HNI, an insurance and risk management firm, recommends just this:

“If you spent a long time working on an article, presentation for a lunch n’ learn, or other kind of communication, make that effort count! Find another way to repackage the information and use it again. Create a fact sheet, flyer or a blog from the notes and research you did on the topic. Consider recording an audio version of the [content] to offer to employees as a podcast.”
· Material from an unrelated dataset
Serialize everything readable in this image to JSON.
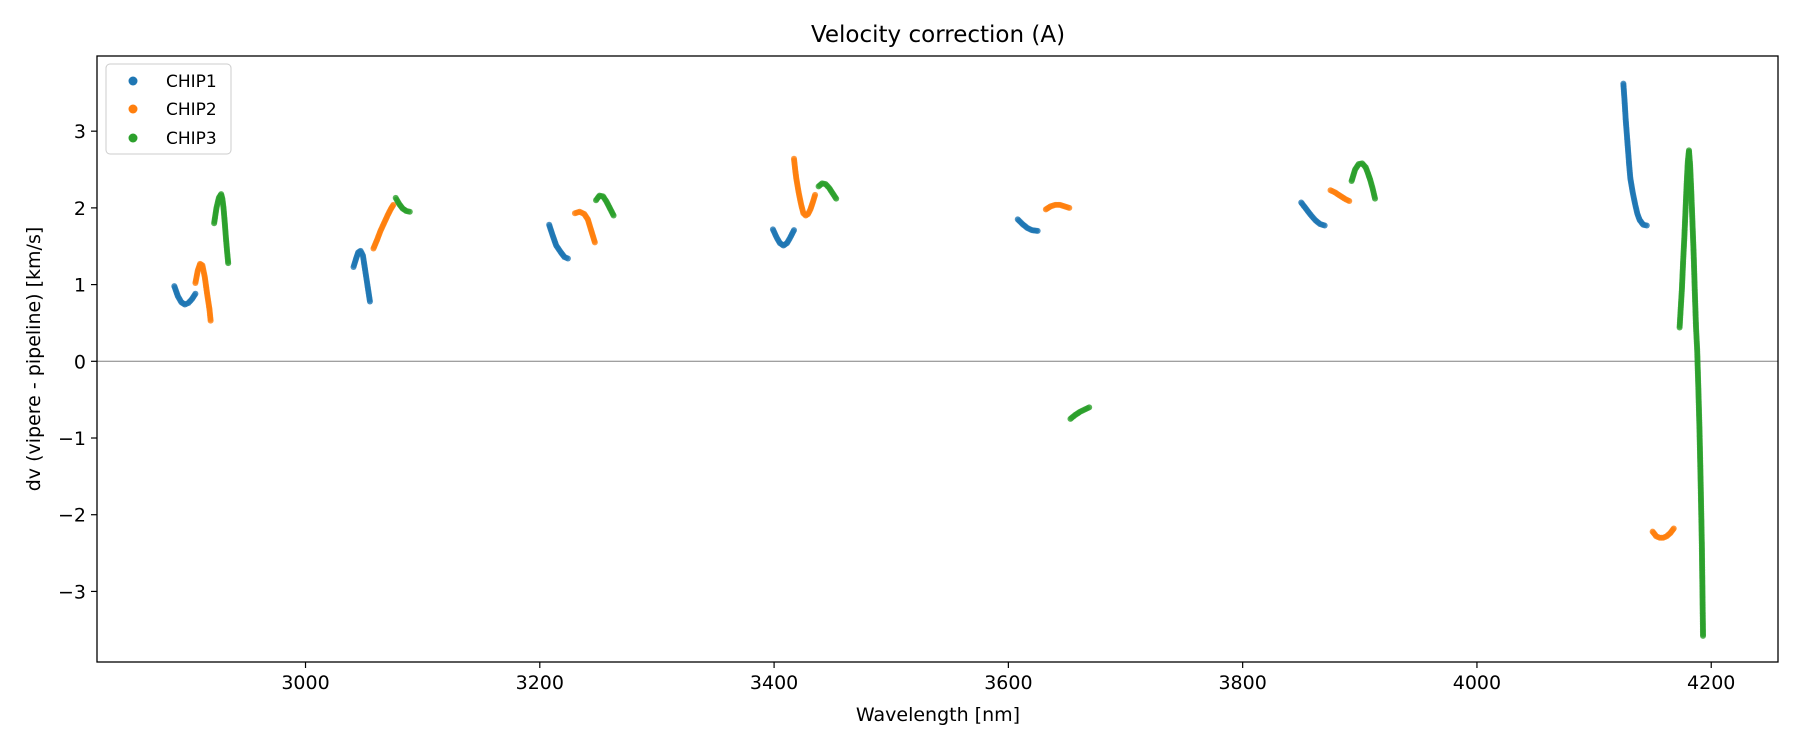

As a benefits administrator or an HR professional, you put a lot of effort into ensuring that your employees are healthy and productive. Effective benefits communication is often the biggest part of that task. The conversations cannot happen just once a year if you want to have maximum benefit for your company or your staff.

Communication must happen frequently to reinforce the message that your company cares about its employees and wants them to use their benefits. Repeat the content. Keep it simple and communicate it in various ways. Get ideas about topics from calendar events or from your benefits brokers. They are there to help you do your job. The employees are counting on you to anticipate what information they’ll need, so use every tool available and get that message across.